La collection
« L’imaginaire et le contemporain »
est dirigée par Vincenzo Susca.
Michel Maffesoli, La force de l’imaginaire. Contre
les bien-pensants.
Introduction
« Marty ! Il nous faut retourner
vers le futur ! »
Le moine était censé se repaître non pas de la chair des animaux mais du Verbe de Dieu, en une mastication musculaire — c’était ce que l’on appelait la ruminatio, d’où se dégageait la pleine saveur ou la signification du texte.
Michael Camille, Images dans les marges
Il y a une accélération de l’histoire. Notre monde a connu plus de transformations au cours des trente ou quarante dernières années que dans les trois ou quatre siècles précédents et pourtant, en y réfléchissant bien, rien de nouveau sous le soleil. L’homme contemporain se sent souvent perdu au milieu de cette agitation et, comme aspiré par une immense vacuité de la vitesse, il ne trouve plus le regard qui donne du recul, il n’a plus accès à cette temporalité du ventre qui, du Moyen Âge à Nietzsche, était la qualité du gentilhomme, du prudhomme, à savoir : la ruminatio.

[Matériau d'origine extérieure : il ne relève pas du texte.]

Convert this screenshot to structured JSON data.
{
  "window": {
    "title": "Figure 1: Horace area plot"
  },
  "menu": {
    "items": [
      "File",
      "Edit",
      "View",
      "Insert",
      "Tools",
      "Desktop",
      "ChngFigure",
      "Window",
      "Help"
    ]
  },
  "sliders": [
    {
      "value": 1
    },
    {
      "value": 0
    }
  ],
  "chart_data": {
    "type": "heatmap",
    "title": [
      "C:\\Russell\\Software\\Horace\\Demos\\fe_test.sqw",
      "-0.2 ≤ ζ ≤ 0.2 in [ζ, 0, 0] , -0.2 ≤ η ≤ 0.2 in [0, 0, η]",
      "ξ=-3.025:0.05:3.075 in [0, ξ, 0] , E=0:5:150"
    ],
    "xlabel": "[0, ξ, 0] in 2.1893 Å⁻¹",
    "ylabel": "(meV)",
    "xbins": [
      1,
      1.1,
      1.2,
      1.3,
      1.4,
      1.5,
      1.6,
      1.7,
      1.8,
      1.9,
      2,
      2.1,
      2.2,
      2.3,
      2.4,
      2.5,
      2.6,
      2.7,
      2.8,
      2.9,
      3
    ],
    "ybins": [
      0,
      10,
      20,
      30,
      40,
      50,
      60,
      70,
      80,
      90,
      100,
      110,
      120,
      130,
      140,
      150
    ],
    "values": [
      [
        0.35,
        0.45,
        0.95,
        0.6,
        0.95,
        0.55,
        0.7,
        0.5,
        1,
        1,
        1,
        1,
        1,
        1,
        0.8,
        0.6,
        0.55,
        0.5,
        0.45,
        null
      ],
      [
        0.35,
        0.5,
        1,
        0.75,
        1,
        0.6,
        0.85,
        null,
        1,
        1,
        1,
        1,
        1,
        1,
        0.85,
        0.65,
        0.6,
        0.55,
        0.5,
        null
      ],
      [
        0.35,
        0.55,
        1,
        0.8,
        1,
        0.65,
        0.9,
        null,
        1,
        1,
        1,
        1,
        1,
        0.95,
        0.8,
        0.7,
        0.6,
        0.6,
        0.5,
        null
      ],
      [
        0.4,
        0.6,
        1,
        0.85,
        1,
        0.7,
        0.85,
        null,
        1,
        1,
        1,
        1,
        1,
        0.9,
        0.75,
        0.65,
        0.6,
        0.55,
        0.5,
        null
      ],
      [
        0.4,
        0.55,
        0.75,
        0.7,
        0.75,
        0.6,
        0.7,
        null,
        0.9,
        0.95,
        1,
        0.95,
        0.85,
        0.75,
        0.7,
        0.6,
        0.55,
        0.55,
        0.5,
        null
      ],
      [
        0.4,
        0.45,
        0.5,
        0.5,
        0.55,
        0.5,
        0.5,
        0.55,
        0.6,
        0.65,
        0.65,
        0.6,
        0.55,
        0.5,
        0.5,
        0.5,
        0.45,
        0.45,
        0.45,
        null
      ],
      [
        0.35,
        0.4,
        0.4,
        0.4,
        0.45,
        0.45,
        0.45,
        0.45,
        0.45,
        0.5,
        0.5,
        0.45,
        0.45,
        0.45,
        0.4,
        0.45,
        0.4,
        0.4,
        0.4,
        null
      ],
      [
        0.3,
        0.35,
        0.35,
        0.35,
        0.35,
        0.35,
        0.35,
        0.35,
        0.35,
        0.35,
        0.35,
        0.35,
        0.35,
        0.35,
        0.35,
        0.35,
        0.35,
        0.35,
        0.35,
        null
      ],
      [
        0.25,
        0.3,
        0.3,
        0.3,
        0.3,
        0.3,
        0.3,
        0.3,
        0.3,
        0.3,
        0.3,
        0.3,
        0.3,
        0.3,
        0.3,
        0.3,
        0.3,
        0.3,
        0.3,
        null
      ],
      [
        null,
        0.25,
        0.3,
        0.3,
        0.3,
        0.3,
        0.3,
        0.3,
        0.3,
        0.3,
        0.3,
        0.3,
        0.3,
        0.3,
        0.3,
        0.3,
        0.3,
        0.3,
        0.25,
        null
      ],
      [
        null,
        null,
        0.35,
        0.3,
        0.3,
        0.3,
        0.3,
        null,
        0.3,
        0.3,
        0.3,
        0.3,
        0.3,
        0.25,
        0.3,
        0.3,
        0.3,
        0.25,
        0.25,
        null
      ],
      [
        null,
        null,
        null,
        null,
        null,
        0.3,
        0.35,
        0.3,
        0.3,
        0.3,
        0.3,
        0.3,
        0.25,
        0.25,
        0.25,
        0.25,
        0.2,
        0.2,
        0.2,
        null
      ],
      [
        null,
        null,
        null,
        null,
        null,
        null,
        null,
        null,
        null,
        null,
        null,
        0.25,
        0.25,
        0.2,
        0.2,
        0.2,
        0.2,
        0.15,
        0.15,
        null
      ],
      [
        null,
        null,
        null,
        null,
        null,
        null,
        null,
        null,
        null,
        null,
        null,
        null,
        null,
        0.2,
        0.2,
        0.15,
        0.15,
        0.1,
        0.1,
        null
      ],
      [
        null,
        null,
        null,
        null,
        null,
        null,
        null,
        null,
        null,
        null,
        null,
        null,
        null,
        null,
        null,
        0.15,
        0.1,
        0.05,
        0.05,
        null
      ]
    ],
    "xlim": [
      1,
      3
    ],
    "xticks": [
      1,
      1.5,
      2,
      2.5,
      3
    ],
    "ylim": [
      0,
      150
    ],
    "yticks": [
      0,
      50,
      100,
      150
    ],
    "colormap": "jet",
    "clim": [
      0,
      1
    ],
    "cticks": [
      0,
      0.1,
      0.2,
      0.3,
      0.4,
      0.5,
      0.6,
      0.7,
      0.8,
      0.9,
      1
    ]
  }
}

Mâcher les mots, non pas pour les étouffer, mais bien pour les incorporer, pour prendre le temps nécessaire à la compréhension et l’incorporation du monde qu’ils contiennent et décrivent. Ce livre propose cette expérience bovine qui fait tant défaut à l’homme moderne, à l’homme pressé. Il faut aussi savoir regarder passer le train en ruminant calmement.
Commençons donc par prendre du recul, et replaçons l’époque dans ce qu’elle est, une parenthèse — épochè. Il y a de multiples continuités, et, pour comprendre le monde, il est parfois bon de regarder en arrière, d’avoir des yeux derrière la tête ou, pour reprendre la métaphore bovine, de parcourir lentement le chemin que l’herbe suit en fermentant dans les quatre estomacs qui président à sa transformation.

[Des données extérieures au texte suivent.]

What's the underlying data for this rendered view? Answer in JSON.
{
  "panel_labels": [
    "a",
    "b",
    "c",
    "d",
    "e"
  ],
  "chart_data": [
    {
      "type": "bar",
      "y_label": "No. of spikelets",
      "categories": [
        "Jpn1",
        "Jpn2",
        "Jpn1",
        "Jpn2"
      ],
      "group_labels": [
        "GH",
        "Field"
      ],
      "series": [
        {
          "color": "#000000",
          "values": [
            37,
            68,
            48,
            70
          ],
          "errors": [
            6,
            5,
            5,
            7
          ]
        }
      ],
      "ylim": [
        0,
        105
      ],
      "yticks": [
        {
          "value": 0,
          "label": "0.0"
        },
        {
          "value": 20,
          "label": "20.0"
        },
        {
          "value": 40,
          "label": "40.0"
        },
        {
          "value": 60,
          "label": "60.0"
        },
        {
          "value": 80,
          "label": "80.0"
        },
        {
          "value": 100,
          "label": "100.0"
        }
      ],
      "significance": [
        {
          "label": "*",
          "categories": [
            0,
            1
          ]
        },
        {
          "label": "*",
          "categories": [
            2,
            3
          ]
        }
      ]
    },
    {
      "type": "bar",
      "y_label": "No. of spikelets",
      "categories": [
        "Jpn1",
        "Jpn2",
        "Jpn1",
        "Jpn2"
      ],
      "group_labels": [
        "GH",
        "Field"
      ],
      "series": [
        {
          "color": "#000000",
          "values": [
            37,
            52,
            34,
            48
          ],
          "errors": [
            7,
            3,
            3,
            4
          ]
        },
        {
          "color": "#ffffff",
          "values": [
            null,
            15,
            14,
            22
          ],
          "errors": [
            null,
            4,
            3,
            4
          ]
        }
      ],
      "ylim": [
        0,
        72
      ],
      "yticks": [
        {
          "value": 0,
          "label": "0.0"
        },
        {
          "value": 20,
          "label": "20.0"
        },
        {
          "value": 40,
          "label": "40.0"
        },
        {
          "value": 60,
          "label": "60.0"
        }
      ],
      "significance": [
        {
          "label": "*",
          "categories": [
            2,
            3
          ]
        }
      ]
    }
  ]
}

Avoir de la mémoire, se souvenir, se ressouvenir pour comprendre en quoi le présent est gros de l’avenir, voilà une des grandes leçons de Nietzsche. Prendre le présent à rebrousse-poil, lui chercher des poux et remonter ainsi jusqu’à sa racine, telle est la démarche de ce bref essai. Celle de la généalogie. Il ne s’agit donc pas, comme s’y appliquerait un regard historique, d’expliquer comment ou pourquoi notre présent est tel qu’il est. Il n’est pas question de faire la reconstruction d’un enchaînement de causes. La démarche généalogique a pour ambition de comprendre des formes, elle relève du formisme. Il s’agit de plonger dans le passé pour comprendre notre présent et se projeter dans l’avenir. Chercher des formes passées qui s’actualisent aujourd’hui, c’est dévoiler un présent visionnaire. Je veux comprendre les formes et pas nécessairement les expliquer. Je ne m’attarderai pas sur les causes qui nous y amènent, mais plutôt au sens que l’on peut leur donner. Ma démarche consiste à identifier des configurations, des complexes de forces, des grammaires, qui informent, qui donnent forme.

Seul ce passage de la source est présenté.